2.4 Evaluating a single stream using multiple learners#

prequential_evaluation_multiple_learners() further encapsulates experiments by executing multiple learners on a single stream.

This function behaves as if we invoked prequential_evaluation() multiple times, but internally it only iterates through the Stream once. This is useful if we are faced with a situation where accessing each Instance of the Stream is costly this function will be more convenient than just invoking prequential_evaluation() multiple times.
This method does not calculate wallclock or cpu_time because the training and testing of each learner is interleaved, thus timing estimations are unreliable. Thus, the results dictionaries do not contain the keys wallclock and cpu_time.

[4]:

from capymoa.evaluation import prequential_evaluation_multiple_learners
from capymoa.datasets import Electricity
from capymoa.classifier import AdaptiveRandomForestClassifier, OnlineBagging
from capymoa.evaluation.visualization import plot_windowed_results

stream = Electricity()

# Define the learners + an alias (dictionary key)
learners = {
    "OB": OnlineBagging(schema=stream.get_schema(), ensemble_size=10),
    "ARF": AdaptiveRandomForestClassifier(schema=stream.get_schema(), ensemble_size=10),
}

results = prequential_evaluation_multiple_learners(stream, learners, window_size=4500)

print(
    f"OB final accuracy = {results['OB'].cumulative.accuracy()} and ARF final accuracy = {results['ARF'].cumulative.accuracy()}"
)
plot_windowed_results(results["OB"], results["ARF"], metric="accuracy")

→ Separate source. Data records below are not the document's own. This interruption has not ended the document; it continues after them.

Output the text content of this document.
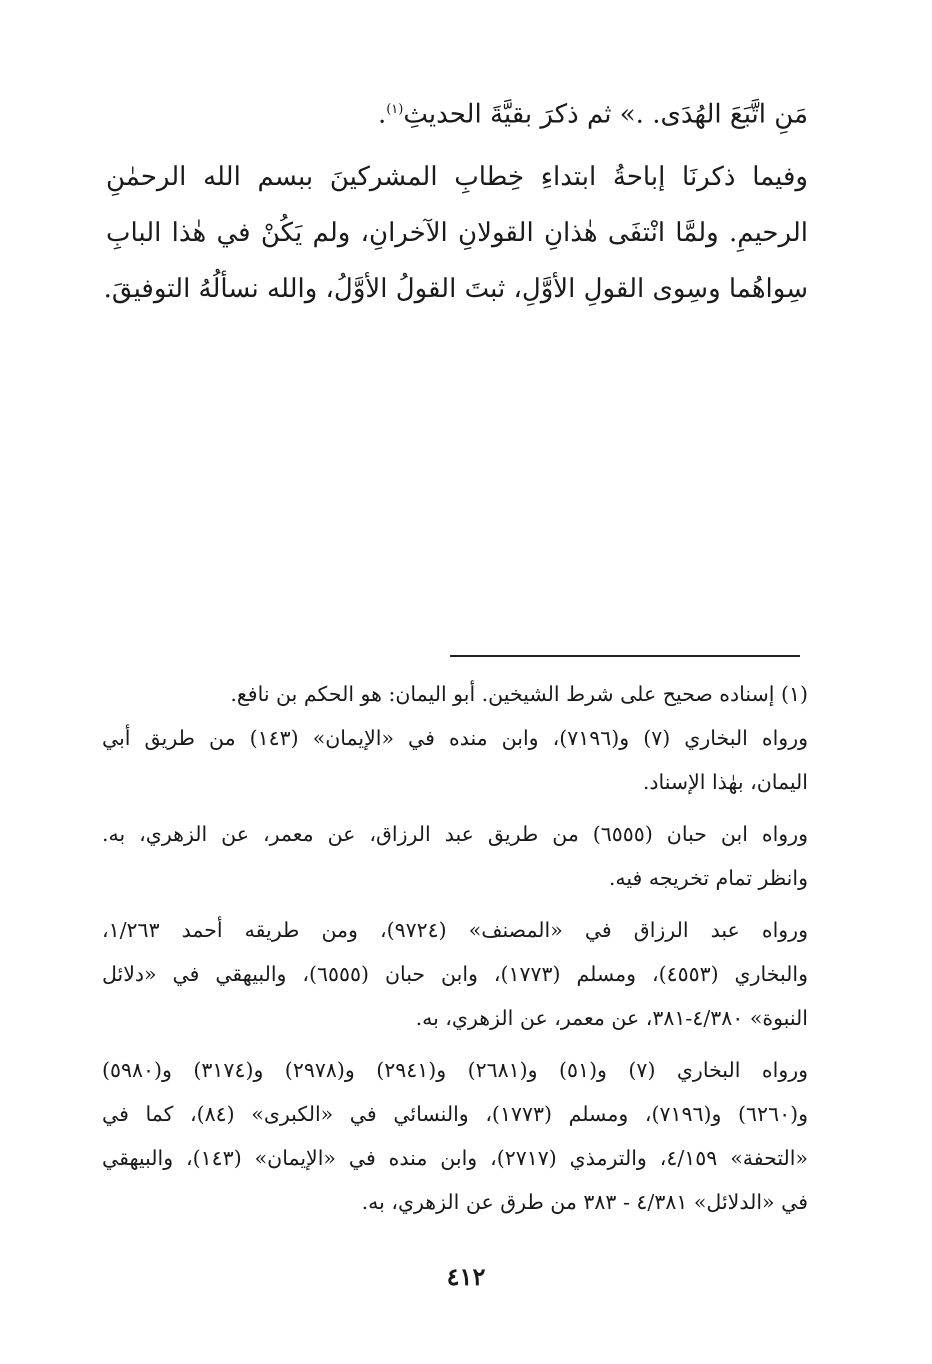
مَنِ اتَّبَعَ الهُدَى. .» ثم ذكرَ بقيَّةَ الحديثِ$^{(١)}$.
وفيما ذكرنَا إباحةُ ابتداءِ خِطابِ المشركينَ ببسم الله الرحمٰنِ
الرحيمِ. ولمَّا انْتفَى هٰذانِ القولانِ الآخرانِ، ولم يَكُنْ في هٰذا البابِ
سِواهُما وسِوى القولِ الأوَّلِ، ثبتَ القولُ الأوَّلُ، والله نسألُهُ التوفيقَ.
(١) إسناده صحيح على شرط الشيخين. أبو اليمان: هو الحكم بن نافع.
ورواه البخاري (٧) و(٧١٩٦)، وابن منده في «الإيمان» (١٤٣) من طريق أبي
اليمان، بهٰذا الإسناد.
ورواه ابن حبان (٦٥٥٥) من طريق عبد الرزاق، عن معمر، عن الزهري، به.
وانظر تمام تخريجه فيه.
ورواه عبد الرزاق في «المصنف» (٩٧٢٤)، ومن طريقه أحمد ١/٢٦٣،
والبخاري (٤٥٥٣)، ومسلم (١٧٧٣)، وابن حبان (٦٥٥٥)، والبيهقي في «دلائل
النبوة» ٤/٣٨٠-٣٨١، عن معمر، عن الزهري، به.
ورواه البخاري (٧) و(٥١) و(٢٦٨١) و(٢٩٤١) و(٢٩٧٨) و(٣١٧٤) و(٥٩٨٠)
و(٦٢٦٠) و(٧١٩٦)، ومسلم (١٧٧٣)، والنسائي في «الكبرى» (٨٤)، كما في
«التحفة» ٤/١٥٩، والترمذي (٢٧١٧)، وابن منده في «الإيمان» (١٤٣)، والبيهقي
في «الدلائل» ٤/٣٨١ - ٣٨٣ من طرق عن الزهري، به.
٤١٢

OB final accuracy = 82.4174611581921 and ARF final accuracy = 89.32953742937853

../_images/notebooks_01_evaluation_8_1.png

3. Regression#

We introduce a simple example using regression just to show how similar it is to assess regressors using the high-level evaluation functions
In the example below, we just use prequential_evaluation() but it would work with cumulative_evaluation() and windowed_evaluation() as well.
One difference between Classification and Regression evaluation in CapyMOA is that the Evaluators are different. Instead of ClassificationEvaluator and ClassificationWindowedEvaluator functions use RegressionEvaluator and RegressionWindowedEvaluator

[5]:

from capymoa.datasets import Fried
from capymoa.evaluation.visualization import plot_windowed_results
from capymoa.evaluation import prequential_evaluation
from capymoa.regressor import KNNRegressor, AdaptiveRandomForestRegressor

stream = Fried()
kNN_learner = KNNRegressor(schema=stream.get_schema(), k=5)
ARF_learner = AdaptiveRandomForestRegressor(
    schema=stream.get_schema(), ensemble_size=10
)

kNN_results = prequential_evaluation(
    stream=stream, learner=kNN_learner, window_size=5000
)
ARF_results = prequential_evaluation(
    stream=stream, learner=ARF_learner, window_size=5000
)

print(
    f"{kNN_results['learner']} [cumulative] RMSE = {kNN_results['cumulative'].rmse()} and \
    {ARF_results['learner']}  [cumulative] RMSE = {ARF_results['cumulative'].rmse()}"
)

plot_windowed_results(kNN_results, ARF_results, metric="rmse")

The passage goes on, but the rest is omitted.